In the food category, the price of fresh fruit surged 15.2 percent, increasing the CPI by 0.3 percentage points. The price of eggs soared 16.4 percent, contributing 0.14 percentage points to the CPI.
The food inflation was offset by easing non-food inflation, which edged up 1.2 percent year on year in October. Subdued non-food inflation mainly came from falling fuel prices.
Last month, the price of gasoline and diesel dropped 5.6 percent and 7.8 percent year on year, respectively, as a result of China's cuts in the retail price of gasoline and diesel amid falling global commodity prices, Yu said.
Month-on-month growth in transportation and communication prices was significantly weaker than the historical average, as falling oil prices drove down transportation prices, said Bob Liu, analyst at the China International Capital Corp (CICC).
As the effect of falling oil prices is felt to a greater extent, CPI will face more downward pressure, Liu said.
WORRISOME PPI
The producer price index (PPI), which measures inflation at the wholesale level, dropped more than expected by 2.2 percent year on year last month, NBS data showed.
The PPI declined for the 32nd straight month and at a faster pace than the previous month. On a monthly basis, the PPI index contracted 0.4 percent from the previous month.
The month-on-month seasonally adjusted annualized PPI index stood at 5.5 percent in October, showing significant PPI deflation pressure, Liu said.
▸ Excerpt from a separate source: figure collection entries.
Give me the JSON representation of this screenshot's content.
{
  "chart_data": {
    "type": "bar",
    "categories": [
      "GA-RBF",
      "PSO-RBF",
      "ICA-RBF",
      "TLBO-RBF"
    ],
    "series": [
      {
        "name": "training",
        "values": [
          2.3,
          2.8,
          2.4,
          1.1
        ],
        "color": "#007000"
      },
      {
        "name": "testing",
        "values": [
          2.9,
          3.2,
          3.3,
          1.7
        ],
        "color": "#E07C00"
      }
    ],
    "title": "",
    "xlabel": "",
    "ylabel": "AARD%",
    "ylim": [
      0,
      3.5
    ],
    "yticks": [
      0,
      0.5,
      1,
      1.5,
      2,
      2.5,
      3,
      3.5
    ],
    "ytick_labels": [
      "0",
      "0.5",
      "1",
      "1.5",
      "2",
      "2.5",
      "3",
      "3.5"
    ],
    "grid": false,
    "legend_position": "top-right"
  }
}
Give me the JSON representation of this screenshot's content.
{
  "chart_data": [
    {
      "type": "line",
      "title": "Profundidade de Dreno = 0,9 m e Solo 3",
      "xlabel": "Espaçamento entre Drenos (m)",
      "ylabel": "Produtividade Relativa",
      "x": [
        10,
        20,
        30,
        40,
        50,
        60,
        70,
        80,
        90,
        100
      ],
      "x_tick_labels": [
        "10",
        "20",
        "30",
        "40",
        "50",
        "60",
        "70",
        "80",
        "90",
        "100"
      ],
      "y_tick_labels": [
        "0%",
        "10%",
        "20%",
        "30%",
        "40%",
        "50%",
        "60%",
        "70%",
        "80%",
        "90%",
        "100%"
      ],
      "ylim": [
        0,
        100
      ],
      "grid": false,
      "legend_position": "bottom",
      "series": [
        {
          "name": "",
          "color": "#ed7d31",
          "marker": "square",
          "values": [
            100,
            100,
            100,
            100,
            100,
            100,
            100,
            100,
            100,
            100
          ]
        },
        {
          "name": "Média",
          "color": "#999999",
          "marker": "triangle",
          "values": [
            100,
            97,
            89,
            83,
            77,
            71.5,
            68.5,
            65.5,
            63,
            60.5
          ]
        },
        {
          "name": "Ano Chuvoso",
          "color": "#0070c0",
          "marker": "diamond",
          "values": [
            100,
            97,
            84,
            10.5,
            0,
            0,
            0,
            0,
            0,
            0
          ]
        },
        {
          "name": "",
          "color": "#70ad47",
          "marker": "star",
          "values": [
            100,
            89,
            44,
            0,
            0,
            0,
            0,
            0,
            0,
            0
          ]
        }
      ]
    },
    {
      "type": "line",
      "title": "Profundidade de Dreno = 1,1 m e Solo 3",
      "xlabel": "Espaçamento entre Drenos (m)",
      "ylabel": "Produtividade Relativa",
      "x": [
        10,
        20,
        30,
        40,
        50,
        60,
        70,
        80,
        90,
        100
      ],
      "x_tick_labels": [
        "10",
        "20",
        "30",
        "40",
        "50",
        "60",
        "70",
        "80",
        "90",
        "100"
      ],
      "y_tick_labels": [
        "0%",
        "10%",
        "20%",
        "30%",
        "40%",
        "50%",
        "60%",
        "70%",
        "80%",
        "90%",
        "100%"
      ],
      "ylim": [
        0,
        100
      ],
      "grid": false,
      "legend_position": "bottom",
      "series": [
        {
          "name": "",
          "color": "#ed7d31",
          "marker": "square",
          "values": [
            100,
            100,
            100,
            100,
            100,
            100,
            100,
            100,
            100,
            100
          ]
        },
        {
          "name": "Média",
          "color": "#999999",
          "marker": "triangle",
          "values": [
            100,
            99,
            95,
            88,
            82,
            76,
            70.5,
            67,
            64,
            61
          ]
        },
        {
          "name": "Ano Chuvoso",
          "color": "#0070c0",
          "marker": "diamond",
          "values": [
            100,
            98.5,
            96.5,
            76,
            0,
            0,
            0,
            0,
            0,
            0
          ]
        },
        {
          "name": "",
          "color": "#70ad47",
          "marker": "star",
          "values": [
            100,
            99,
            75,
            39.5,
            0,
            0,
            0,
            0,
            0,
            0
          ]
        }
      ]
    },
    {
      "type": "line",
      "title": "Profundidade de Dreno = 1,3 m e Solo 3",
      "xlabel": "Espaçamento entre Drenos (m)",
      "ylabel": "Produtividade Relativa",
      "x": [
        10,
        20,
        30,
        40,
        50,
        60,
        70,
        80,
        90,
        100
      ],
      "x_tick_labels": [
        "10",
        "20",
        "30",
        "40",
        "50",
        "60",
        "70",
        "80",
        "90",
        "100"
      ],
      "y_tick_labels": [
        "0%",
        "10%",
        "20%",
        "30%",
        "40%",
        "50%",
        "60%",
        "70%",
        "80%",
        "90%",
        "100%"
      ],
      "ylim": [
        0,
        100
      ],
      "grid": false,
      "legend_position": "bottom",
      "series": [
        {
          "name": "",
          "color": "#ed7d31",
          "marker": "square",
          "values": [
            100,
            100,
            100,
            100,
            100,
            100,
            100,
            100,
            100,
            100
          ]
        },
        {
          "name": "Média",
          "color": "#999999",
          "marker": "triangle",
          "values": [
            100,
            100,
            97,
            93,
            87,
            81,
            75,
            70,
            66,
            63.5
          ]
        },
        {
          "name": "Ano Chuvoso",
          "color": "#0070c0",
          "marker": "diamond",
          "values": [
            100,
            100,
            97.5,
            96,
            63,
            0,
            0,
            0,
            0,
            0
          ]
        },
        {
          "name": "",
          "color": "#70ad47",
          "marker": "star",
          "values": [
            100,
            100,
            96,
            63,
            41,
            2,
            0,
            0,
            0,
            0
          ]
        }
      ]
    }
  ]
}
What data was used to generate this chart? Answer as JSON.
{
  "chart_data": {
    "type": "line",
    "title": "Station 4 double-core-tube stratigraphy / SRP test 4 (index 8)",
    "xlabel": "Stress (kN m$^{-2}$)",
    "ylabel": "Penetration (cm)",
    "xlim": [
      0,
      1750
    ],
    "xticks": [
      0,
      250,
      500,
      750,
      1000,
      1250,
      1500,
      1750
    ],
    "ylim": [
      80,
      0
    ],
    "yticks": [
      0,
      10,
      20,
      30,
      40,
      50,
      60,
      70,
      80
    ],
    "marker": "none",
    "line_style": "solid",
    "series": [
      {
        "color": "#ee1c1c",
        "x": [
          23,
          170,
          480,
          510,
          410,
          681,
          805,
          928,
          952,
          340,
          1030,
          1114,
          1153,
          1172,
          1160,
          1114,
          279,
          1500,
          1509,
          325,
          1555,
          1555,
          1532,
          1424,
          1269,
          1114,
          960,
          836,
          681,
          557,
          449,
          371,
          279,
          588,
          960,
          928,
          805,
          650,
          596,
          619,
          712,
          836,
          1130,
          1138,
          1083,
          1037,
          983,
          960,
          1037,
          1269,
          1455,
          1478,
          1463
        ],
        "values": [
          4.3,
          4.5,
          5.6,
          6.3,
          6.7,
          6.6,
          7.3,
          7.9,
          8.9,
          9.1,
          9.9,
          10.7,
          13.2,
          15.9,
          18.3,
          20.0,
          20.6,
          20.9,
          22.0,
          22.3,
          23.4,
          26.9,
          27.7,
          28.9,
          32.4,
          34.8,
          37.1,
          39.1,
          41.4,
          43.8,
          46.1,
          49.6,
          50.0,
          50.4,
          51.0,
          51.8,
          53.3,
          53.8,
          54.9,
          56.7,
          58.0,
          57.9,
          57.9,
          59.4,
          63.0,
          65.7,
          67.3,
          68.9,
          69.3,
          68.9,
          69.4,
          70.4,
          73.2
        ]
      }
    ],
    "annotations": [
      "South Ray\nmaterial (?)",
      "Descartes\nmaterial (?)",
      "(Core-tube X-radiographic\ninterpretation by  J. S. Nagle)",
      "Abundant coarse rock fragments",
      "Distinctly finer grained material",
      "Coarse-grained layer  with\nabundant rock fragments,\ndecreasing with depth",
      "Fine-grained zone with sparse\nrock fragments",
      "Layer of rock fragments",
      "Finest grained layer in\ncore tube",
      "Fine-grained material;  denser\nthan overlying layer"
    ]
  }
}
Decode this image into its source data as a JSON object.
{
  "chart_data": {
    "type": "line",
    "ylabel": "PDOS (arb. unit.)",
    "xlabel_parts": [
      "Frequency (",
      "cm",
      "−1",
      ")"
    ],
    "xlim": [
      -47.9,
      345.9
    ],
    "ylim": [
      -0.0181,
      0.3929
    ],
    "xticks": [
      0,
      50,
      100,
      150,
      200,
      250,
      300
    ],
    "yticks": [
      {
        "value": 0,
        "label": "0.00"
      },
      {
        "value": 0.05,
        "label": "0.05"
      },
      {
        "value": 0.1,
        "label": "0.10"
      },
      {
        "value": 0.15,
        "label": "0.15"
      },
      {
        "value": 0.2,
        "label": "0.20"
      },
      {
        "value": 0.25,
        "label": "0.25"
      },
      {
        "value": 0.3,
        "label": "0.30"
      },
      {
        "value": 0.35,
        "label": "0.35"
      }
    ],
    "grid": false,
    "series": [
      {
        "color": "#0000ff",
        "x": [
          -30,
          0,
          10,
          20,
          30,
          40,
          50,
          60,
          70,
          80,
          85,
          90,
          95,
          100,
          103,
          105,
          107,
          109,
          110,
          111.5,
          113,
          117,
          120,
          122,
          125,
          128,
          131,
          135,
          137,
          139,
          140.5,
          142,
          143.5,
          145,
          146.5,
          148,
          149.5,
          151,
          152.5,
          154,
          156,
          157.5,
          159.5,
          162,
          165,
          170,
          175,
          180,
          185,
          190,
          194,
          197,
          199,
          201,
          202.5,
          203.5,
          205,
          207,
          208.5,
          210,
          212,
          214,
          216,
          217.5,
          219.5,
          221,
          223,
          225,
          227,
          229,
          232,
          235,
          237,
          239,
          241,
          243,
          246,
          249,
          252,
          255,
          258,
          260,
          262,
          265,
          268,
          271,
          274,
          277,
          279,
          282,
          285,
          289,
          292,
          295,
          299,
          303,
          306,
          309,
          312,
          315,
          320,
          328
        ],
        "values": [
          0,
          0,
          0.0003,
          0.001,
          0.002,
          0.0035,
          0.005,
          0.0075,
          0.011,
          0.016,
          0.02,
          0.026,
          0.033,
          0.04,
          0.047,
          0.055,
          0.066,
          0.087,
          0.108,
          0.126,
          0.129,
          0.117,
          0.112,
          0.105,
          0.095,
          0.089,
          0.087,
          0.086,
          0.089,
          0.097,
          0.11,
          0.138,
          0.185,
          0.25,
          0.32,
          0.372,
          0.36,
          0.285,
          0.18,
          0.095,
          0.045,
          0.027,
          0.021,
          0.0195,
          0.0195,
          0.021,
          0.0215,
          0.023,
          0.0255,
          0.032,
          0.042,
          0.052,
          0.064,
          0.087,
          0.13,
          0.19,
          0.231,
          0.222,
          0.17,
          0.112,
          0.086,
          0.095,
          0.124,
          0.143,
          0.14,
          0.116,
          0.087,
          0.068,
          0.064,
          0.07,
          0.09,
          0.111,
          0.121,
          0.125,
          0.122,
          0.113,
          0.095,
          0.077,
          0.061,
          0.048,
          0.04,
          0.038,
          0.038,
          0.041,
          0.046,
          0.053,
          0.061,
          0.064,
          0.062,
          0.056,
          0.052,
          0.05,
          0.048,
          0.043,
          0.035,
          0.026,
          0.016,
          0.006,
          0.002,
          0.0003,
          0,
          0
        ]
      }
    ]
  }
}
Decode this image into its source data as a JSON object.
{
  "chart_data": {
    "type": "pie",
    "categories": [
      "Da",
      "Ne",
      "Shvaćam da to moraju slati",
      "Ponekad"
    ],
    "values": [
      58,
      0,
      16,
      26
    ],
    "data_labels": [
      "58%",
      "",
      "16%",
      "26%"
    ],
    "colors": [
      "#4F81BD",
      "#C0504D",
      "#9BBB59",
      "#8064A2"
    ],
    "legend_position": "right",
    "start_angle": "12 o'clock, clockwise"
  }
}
"The deterioration of PPI deflation was mainly attributable to sharply lower oil prices and overcapacity industries," he said.
Japan-based Nomura Securities also said in a note that falling global commodity prices and worsening overcapacity in upstream industries due to the ongoing property market correction could be major factors contributing to the PPI deflation.
Chang Jian, Barclays chief China economist, said in a note that today's data confirmed sluggish domestic demand and rising disinflationary risks.
"We expect continued PPI deflation through 2015 and the government's latest 'going out' efforts to support Asian infrastructure investment offer some solution to the domestic overcapacity issue," she said.
POLICY IMPLICATIONS
Qu Hongbin, HSBC chief China economist, maintained that the momentum of low inflation growth is likely to persist in the coming months, as price growth weakened in almost all sub-categories of CPI and PPI.
The low inflation reading also confirmed messages from the HSBC October PMI that the Chinese economy suffers from insufficient demand, especially on the industrial front, he wrote in a note.
"Risks of deflation persist, and growth still faces significant downward pressure."
The low inflation reading, together with current low capacity utilization and excessive inventories, all indicate that the world's second-largest economy is operating below its potential, he said.
"Targeted (monetary) easing aside, (a) rate cut is still a policy option on the table in the coming quarters," Qu said.
Chang Jian agreed. October's subdued inflation provides room for more easing from the central bank, the People's Bank of China, she said.
But broad-based monetary easing will more likely be triggered by more disappointing growth numbers, which Chang expects to come in the coming months.
Chang also lowered her CPI inflation forecast for 2014 by 20 basic points to 2.1 percent "in view of continued downside surprises to CPI inflation."
As lower oil prices continue to filter through to CPI and PPI, CICC's Liu expects year-on-year CPI growth to remain low in November and PPI deflation to worsen.
"The pressure for monetary policy easing will increase," he added.